ELLSWORTH — Supporters of the Ellsworth Public Library plan to gather before a budget workshop at City Hall on Thursday evening to “make a visible public statement” in support of the library, which is facing a $100,000 budget cut.
The demonstration is planned from 5 to 6 p.m. on the lawn next to City Hall on State Street, across from the library. Participants are asked to bring signs and wear masks.
The meeting will be a discussion between library trustees and city councilors about the “rationale which prompted the recommendation to reduce library funding,” according to the agenda. The meeting is slated to start at 6 p.m. at City Hall but will not be open to the public due to restrictions on gathering sizes; it will be streamed on the City of Ellsworth, Maine Facebook page and YouTube page, as well as recorded and made available live on Spectrum Channel 1303.

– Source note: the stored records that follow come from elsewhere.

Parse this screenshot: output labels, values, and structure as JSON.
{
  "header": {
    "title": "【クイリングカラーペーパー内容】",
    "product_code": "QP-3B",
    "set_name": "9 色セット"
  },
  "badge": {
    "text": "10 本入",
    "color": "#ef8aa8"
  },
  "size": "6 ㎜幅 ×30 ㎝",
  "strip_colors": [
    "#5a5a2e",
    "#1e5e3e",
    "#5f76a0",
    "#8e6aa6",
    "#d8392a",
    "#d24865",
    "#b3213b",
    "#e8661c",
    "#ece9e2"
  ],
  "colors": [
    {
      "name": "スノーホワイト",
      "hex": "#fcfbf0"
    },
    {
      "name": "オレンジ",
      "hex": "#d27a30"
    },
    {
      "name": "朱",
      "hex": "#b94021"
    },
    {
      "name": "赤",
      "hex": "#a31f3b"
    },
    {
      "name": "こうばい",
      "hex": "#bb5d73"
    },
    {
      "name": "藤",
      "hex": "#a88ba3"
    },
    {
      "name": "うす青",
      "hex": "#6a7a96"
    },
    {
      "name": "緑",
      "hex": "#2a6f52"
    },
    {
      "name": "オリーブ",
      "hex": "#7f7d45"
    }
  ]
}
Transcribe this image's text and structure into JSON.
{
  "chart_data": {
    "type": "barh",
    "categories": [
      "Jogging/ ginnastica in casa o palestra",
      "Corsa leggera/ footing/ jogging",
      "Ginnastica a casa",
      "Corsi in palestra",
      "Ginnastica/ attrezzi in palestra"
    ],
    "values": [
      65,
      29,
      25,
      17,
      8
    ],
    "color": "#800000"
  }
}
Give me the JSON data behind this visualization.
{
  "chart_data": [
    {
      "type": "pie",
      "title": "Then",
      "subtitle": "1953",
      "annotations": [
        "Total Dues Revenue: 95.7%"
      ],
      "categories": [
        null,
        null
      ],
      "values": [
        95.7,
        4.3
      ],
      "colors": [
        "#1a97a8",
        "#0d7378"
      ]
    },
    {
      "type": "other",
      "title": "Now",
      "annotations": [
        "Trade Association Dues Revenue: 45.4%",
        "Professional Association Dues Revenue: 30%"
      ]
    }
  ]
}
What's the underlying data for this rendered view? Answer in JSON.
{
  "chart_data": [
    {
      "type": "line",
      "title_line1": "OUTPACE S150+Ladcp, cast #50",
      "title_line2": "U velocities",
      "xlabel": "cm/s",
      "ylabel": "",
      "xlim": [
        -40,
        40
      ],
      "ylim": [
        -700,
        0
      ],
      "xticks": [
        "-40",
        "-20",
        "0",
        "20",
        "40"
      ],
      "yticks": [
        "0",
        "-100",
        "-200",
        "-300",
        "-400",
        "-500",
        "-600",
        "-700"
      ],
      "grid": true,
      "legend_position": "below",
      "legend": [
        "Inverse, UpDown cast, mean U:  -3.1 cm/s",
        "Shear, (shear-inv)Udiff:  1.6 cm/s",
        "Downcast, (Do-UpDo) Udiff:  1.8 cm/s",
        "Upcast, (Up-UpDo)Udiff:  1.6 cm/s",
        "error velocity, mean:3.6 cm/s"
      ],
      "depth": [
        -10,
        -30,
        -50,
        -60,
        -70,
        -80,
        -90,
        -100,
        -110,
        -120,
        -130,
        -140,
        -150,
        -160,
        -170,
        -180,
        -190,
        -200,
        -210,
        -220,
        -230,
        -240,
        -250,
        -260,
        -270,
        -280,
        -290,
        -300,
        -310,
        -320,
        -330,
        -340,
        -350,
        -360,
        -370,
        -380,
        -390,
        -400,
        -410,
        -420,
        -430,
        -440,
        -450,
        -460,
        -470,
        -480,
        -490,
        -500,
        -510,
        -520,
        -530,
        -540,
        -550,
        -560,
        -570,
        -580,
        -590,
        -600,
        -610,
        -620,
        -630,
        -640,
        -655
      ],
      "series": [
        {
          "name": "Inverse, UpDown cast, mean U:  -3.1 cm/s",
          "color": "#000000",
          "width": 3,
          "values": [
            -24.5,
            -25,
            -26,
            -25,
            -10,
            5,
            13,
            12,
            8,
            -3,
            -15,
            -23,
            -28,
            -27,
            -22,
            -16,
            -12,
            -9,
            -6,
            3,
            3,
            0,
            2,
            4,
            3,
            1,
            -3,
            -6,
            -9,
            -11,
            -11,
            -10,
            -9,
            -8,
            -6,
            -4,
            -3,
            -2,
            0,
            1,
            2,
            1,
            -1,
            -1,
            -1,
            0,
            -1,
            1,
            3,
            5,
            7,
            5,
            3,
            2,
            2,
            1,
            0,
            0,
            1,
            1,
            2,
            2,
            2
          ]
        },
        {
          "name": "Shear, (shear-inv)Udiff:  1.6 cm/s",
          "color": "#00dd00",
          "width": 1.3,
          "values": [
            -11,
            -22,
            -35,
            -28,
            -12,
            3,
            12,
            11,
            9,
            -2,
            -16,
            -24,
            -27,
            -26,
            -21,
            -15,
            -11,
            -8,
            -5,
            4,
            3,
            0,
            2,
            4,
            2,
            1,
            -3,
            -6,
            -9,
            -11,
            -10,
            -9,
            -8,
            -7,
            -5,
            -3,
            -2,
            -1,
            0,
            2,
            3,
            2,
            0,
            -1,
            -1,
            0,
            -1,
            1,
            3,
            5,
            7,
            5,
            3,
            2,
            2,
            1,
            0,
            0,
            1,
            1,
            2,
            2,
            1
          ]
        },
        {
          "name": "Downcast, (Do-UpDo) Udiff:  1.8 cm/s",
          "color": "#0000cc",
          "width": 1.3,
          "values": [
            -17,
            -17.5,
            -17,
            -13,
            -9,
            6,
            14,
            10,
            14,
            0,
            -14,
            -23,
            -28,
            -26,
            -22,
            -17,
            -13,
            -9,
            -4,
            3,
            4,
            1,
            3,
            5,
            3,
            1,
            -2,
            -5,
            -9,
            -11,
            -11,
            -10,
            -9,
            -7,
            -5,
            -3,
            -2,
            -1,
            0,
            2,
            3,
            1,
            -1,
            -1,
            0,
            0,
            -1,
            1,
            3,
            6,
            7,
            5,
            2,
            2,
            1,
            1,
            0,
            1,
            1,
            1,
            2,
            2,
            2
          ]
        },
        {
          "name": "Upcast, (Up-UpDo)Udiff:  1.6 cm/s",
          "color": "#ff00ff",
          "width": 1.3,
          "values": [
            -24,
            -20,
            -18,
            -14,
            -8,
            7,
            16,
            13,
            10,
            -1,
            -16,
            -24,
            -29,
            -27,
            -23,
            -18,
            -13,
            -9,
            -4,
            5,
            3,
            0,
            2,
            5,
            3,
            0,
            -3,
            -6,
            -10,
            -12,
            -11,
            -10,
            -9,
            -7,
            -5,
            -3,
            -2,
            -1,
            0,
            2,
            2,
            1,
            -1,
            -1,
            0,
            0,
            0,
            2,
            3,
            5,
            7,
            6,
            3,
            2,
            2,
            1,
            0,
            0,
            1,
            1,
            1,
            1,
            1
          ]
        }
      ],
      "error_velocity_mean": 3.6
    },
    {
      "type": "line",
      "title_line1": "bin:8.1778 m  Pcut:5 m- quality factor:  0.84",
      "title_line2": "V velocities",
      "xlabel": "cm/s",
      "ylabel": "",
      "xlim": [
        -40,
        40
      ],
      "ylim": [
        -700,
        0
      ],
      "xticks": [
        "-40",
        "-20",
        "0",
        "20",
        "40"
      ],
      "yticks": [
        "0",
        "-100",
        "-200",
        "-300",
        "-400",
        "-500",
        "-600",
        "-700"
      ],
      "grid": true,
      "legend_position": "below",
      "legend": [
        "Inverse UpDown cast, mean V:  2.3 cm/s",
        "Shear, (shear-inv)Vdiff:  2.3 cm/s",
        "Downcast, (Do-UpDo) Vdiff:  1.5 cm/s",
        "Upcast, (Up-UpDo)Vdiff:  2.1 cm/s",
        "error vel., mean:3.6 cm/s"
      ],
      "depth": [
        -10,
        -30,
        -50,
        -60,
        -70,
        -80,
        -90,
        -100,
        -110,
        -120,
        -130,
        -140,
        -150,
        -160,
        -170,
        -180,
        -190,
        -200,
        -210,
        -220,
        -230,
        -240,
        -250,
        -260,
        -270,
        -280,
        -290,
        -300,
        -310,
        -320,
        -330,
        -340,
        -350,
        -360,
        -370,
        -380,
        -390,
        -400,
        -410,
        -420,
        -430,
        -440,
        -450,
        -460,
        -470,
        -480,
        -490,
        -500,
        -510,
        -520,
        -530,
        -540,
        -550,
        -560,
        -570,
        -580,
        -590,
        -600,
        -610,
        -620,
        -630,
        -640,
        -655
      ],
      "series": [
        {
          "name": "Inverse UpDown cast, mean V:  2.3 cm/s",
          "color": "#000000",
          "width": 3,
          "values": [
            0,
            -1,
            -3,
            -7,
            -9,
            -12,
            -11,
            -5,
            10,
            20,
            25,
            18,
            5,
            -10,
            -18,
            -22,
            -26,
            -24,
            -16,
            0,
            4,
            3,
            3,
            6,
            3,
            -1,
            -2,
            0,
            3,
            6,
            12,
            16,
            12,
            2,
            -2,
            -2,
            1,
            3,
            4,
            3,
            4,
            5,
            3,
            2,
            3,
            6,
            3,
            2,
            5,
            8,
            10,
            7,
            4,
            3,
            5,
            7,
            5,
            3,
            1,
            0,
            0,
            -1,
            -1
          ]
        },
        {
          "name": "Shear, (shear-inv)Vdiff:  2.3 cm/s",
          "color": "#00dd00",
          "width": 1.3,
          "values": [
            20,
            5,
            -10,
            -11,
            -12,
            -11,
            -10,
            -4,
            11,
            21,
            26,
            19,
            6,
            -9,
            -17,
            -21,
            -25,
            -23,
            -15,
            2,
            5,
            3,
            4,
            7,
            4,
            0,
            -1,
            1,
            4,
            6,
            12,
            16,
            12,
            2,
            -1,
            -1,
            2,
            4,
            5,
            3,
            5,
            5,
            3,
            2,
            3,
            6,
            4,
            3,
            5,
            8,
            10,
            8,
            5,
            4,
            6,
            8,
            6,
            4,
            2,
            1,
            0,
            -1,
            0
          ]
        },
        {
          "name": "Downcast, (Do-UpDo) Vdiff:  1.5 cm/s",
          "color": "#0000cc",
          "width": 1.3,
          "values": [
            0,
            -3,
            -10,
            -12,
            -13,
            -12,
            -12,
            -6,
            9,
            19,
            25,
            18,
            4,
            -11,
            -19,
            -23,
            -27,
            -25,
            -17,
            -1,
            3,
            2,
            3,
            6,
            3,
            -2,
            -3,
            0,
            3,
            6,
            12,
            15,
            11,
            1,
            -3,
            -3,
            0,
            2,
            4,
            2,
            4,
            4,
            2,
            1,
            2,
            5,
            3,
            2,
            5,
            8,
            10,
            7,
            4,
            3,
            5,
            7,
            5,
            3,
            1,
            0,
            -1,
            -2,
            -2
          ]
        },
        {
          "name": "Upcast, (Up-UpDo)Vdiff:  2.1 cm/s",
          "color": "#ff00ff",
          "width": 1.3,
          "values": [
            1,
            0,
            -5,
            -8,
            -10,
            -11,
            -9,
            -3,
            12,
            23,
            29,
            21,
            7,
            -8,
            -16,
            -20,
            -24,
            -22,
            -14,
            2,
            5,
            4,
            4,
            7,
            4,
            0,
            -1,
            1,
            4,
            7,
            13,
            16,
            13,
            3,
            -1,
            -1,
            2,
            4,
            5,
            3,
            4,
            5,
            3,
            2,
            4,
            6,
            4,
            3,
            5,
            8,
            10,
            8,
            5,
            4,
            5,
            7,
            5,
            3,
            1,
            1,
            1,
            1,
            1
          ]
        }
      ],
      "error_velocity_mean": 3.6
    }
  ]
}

Trustees and councilors will discuss the proposed $100,000 budget cut, “review data” and look into “opportunities and barriers to achieving the stated goal,” according to the agenda. No formal actions or votes are planned.
Councilors decided unanimously last month to cut $100,000 from the city’s appropriation to the library, reasoning that surrounding communities should pay more to be able to use library services.
While most towns whose residents use the library do make a contribution, those contributions bring in only $40,000 or so total. That figure has remained unchanged for several years, said Councilor John Phillips at a meeting in June, and doesn’t look likely to change unless towns are forced.
“Without them being forced to pay more, they’re not going to,” said Phillips. “This is kind of a frill to the other governments, the other towns.”
But trustees have said they were surprised by the amount of the cut and had already made reductions and planned to implement cardholder fees in an effort to bolster outside support. Library Director Amy Wisehart said last month that to her knowledge, “Library trustees never heard directly from City Council about plans to cut the budget to this extent.”
“That is pretty dramatic,” said Wisehart. She said if the funding cut does go through, it’s likely that cuts would “have to come from the expense side,” in the form of hours, programming and staffing.
“There’s not a lot we can make up in revenue,” Wisehart said. “We’re months past where we could possibly request any more from the towns. Those deadlines were pre-COVID.”